Mobilization of peripheral blood stem cells (PBSCs) after etoposide, adriamycin and cisplatin therapy, and a multimodal cell therapy approach with PBSCs in advanced gastric cancer.

2004 
The EAP combination of etoposide (ETP), doxorubicin (ADM) and cisplatin (CDDP) has been reported to be highly active for advanced gastric cancer. However, it is associated with severe myelotoxicity, and its use has declined. We examined whether peripheral blood stem cells (PBSCs) could be mobilized during hematopoietic recovery after EAP, and assessed the possibility of using multimodal cell therapy with PBSCs for the treatment of advanced gastric cancer.
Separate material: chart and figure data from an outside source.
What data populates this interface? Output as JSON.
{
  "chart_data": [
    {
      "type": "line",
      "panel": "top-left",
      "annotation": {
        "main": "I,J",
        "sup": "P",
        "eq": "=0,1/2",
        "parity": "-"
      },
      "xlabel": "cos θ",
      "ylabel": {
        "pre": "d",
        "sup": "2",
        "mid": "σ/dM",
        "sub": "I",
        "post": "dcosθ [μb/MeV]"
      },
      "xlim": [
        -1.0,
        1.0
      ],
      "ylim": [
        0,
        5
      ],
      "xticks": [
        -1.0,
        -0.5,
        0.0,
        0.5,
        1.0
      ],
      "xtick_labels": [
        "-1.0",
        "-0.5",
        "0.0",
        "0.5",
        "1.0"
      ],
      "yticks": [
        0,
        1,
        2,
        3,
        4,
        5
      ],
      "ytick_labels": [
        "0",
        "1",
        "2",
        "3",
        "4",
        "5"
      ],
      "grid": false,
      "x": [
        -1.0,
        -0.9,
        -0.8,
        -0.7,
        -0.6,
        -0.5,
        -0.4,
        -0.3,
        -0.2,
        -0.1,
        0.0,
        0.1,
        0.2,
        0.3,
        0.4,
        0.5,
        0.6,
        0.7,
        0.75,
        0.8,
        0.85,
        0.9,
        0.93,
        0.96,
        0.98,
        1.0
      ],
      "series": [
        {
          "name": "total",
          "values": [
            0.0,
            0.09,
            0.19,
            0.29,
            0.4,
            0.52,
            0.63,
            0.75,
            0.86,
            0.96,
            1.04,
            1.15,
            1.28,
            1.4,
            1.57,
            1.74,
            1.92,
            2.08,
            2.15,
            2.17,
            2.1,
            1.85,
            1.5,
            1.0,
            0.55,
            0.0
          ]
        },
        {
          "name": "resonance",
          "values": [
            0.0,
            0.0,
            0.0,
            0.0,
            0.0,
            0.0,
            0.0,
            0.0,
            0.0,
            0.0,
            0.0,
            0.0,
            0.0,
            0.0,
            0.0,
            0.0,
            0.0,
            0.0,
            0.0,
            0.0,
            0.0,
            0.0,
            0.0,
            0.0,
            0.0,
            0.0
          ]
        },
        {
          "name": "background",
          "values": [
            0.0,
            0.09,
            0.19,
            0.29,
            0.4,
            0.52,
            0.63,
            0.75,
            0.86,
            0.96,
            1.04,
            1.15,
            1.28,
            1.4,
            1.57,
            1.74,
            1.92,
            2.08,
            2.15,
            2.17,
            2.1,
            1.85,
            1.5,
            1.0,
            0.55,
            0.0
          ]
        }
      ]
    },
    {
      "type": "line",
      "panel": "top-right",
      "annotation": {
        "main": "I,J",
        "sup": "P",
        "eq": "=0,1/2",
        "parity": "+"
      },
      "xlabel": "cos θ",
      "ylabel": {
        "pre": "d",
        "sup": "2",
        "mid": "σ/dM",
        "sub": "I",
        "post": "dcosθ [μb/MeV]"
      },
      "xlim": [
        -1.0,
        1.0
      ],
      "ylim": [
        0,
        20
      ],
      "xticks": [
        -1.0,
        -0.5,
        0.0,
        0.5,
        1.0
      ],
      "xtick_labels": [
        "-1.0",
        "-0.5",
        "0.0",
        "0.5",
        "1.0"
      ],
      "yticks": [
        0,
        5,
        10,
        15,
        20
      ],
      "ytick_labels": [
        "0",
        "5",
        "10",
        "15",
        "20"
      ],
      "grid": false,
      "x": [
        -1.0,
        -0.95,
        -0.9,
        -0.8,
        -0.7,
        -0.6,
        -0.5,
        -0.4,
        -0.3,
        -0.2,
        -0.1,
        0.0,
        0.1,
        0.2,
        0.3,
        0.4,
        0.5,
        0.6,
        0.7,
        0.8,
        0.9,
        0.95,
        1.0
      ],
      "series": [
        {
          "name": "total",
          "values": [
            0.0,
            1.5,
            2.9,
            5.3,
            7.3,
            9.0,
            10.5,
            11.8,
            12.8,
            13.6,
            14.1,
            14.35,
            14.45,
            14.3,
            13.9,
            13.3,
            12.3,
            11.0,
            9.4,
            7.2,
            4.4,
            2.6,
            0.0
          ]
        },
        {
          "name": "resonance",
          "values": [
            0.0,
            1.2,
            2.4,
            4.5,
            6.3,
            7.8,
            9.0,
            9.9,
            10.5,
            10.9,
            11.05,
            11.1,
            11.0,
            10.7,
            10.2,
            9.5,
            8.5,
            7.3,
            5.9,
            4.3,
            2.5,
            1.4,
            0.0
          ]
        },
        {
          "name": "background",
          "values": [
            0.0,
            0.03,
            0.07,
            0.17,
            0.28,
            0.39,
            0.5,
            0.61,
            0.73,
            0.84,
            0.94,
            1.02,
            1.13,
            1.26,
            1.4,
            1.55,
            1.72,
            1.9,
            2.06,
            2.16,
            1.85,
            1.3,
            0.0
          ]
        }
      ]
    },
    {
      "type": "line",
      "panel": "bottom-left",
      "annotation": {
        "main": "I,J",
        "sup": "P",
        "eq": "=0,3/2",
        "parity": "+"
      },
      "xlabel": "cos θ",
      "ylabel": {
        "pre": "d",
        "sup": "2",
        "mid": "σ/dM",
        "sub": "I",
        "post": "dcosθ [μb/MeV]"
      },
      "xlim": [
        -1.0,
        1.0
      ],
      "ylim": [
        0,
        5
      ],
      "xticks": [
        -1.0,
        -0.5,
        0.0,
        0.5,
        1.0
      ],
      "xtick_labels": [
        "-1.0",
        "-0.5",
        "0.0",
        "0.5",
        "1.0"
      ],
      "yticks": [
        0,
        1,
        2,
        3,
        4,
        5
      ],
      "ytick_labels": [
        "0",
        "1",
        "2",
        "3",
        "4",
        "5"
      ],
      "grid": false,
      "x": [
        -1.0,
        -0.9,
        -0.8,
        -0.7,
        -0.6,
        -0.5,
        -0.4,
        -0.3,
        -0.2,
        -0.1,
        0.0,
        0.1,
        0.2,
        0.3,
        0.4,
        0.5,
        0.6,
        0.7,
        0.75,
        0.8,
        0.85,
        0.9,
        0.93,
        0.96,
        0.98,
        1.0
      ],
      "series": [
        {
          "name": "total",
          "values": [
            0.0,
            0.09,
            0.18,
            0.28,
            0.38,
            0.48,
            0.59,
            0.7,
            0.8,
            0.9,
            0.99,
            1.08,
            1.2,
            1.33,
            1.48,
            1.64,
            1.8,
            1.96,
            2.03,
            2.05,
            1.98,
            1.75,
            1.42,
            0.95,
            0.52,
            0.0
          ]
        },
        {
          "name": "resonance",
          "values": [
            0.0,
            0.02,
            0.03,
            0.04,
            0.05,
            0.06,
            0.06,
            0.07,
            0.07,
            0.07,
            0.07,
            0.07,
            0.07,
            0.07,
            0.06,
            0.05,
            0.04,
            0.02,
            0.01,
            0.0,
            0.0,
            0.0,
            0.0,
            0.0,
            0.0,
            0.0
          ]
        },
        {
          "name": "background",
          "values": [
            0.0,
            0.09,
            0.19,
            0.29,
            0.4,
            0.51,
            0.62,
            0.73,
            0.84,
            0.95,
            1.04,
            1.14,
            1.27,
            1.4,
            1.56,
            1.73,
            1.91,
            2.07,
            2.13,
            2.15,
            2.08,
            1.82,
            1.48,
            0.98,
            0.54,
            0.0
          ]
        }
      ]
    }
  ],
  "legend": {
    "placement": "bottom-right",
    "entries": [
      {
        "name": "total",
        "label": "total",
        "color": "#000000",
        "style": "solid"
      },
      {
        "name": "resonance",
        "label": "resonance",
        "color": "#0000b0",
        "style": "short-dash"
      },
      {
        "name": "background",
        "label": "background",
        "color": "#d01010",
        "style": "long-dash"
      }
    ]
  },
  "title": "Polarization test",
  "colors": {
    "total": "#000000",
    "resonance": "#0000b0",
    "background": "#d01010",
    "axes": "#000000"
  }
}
Five men with advanced gastric adenocarcinoma were enrolled. All patients were chemotherapy-naive. EAP (ETP, 360 mg/m 2 ; ADM, 40 mg/m 2 ; CDDP, 80 mg/m 2 ) was given to each patient, and myelotoxicity was carefully monitored. Granulocyte colony-stimulating factor was administered after the neutrophil nadir, and PBSCs were collected by leukapheresis during hematopoietic recovery. The median nadir of the neutrophil count after EAP was 225/ml, occurring between day 17 and 20. Sufficient numbers of PBSCs [CD34(+) cells, CFU-GM] could be mobilized in 4/5 patients. A 45-year-old patient with extended lymph node metastasis received high-dose EAP with peripheral blood stem cell transplantation (PBSCT), followed by cancer vaccine therapy with dendritic cells (DCs), induced from cryopreserved PBSCs.Both high-dose EAP with PBSCT and DC-based immunotherapy was safely performed for the first time against gastric cancer. Although associated with severe myelotoxicity, EAP can mobilize sufficient numbers of PBSCs during hematopoietic recovery. Multimodal cell therapy combining high-dose chemotherapy with PBSCT and DC-based immunotherapy is feasible and can be a reasonable approach in advanced gastric cancer.